Nach einer Kranzniederlegung und Gedenken auf dem Jüdischen Friedhof zur Erinnerung an die Opfer der Reichspogromnacht am 9. November 1938 erklärt Bodo Ramelow, Fraktionsvorsitzender der LINKEN im Thüringer Landtag: "Erinnern, Mahnen, Handeln - das ist der Auftrag aus der Geschichte an alle Demokraten."

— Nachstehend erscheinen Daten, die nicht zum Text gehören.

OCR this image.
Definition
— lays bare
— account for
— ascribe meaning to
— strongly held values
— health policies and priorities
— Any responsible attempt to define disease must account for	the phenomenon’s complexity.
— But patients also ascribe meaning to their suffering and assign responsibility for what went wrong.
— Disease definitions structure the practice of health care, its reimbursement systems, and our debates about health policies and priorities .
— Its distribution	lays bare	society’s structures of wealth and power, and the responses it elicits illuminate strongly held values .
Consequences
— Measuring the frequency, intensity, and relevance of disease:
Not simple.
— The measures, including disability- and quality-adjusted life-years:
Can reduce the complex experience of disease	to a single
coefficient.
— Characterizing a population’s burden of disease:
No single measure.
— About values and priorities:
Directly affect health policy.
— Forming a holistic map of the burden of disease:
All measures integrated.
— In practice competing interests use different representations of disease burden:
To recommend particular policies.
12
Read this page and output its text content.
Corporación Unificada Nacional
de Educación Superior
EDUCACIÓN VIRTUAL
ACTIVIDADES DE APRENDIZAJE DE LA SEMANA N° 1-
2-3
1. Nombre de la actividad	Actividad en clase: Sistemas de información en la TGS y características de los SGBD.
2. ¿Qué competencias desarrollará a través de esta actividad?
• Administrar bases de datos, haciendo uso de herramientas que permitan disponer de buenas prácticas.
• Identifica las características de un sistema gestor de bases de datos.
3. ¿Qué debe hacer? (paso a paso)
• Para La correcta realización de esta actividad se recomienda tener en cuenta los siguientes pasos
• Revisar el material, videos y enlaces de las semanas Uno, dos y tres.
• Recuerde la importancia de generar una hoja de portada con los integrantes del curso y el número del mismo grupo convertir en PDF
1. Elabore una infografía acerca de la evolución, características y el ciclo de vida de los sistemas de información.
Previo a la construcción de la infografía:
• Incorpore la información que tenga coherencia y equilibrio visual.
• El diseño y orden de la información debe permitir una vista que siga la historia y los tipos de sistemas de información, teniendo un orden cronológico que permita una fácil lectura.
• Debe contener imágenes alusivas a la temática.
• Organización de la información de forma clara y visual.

Alle gesellschaftlichen Kräfte seien gefragt, um menschenverachtenden Ideologien Einhalt zu gebieten. Ramelow sagt dies auch mit Blick auf das thüringische Kirchheim, das offenkundig zu einem zentralen rechtsextremen Veranstaltungsort in Thüringen avanciert. Ramelow appelliert an Ordnungs- und Sicherheitsbehörden, dem braunen Treiben in Thüringen einen Riegel vorzuschieben. "Gleichzeitig sollten engagierte Bürgerinnen und Bürger vor Ort aktiv unterstützt und ermutigt werden, ihren Widerstand gegen solche Veranstaltungen kundzutun. Thüringen darf nicht zum Tummelplatz der braunen Volksverhetzer-Szene werden!", so Ramelow.

Der Fraktionschef der LINKEN erneuert seine Forderung nach einem NPD-Verbot. "Ein erfolgreiches Verbotsverfahren der rechtsextremistischen Partei würde bedeuten, dass auch Thüringen alle Voraussetzungen dafür schaffen muss."